As a result, Ms. Ashrafipour’s attorneys filed a Motion to Disqualify Lewitt Hackman as counsel of record. In her motion, Ms. Ashrafipour’s attorneys set forth documentary evidence proving that attorney work product was inadvertently produced to Lewitt Hackman; that Lewitt Hackman plainly ignored multiple requests that the privilege information be destroyed; and that Lewitt Hackman admitted they were still using the privileged information over four months later.

Last week, Judge Michael L. Stern granted Ms. Ashrafipour’s motion and disqualified Lewitt Hackman and its attorneys from further representation of any parties in this action.

Justin Hanassab, founding partner at Miracle Mile Law Group, stated: “Lewitt Hackman’s attorneys were fully aware of their obligation to abstain from reading the privileged material and destroy it. Instead, they chose to exploit this vulnerability to acquire an unfair advantage in the litigation.

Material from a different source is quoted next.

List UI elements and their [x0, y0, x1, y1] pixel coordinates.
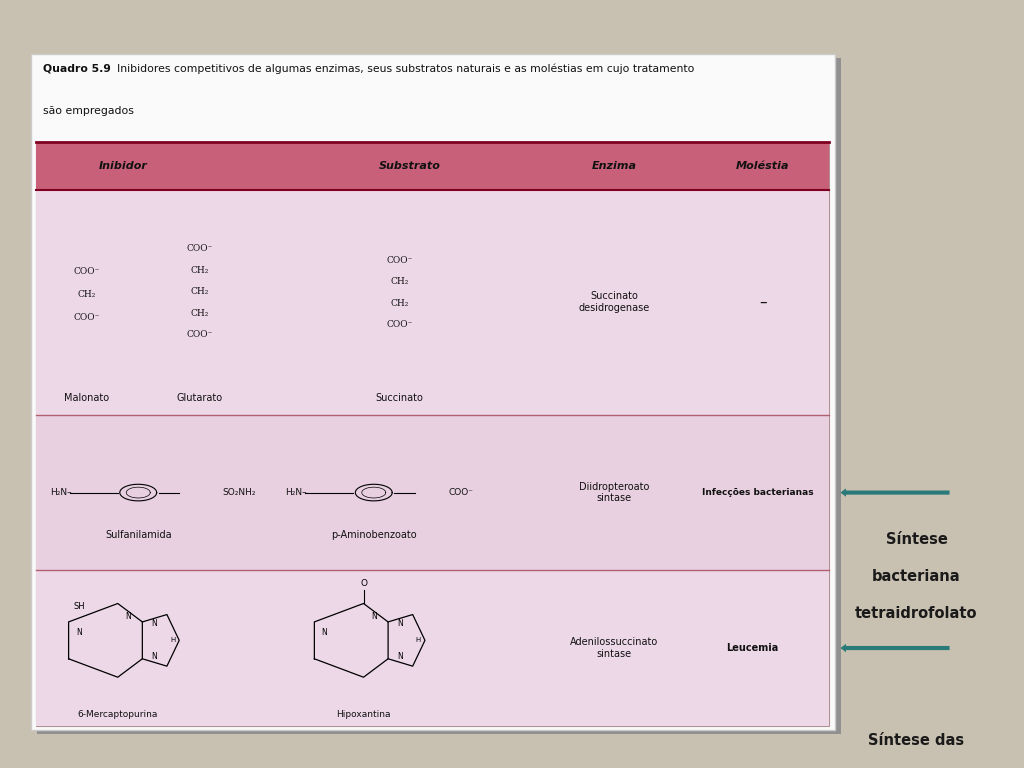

Unfortunately, it is their clients who must now pay the price for the improper conduct of their counsel.”

Judge Michael L. Stern stated in his five-page ruling: “Attorney impressions are work product and it should be privileged. That opposing counsel were asked three times to destroy the documents and did not answer, especially in the face of prior acknowledgment that they received the materials and actually used them, is improper and unbecoming conduct. Counsel not only failed to conduct himself as required under the bright line holding in State Comp. but may have acted unethically.”

Miracle Mile Law Group co-founder Steven Azizi further said: “It is this sort of unbecoming conduct that threatens to undermine the integrity of the judicial process. The court’s ruling sends a clear message that such behavior will not go unnoticed or unpunished by the courts.”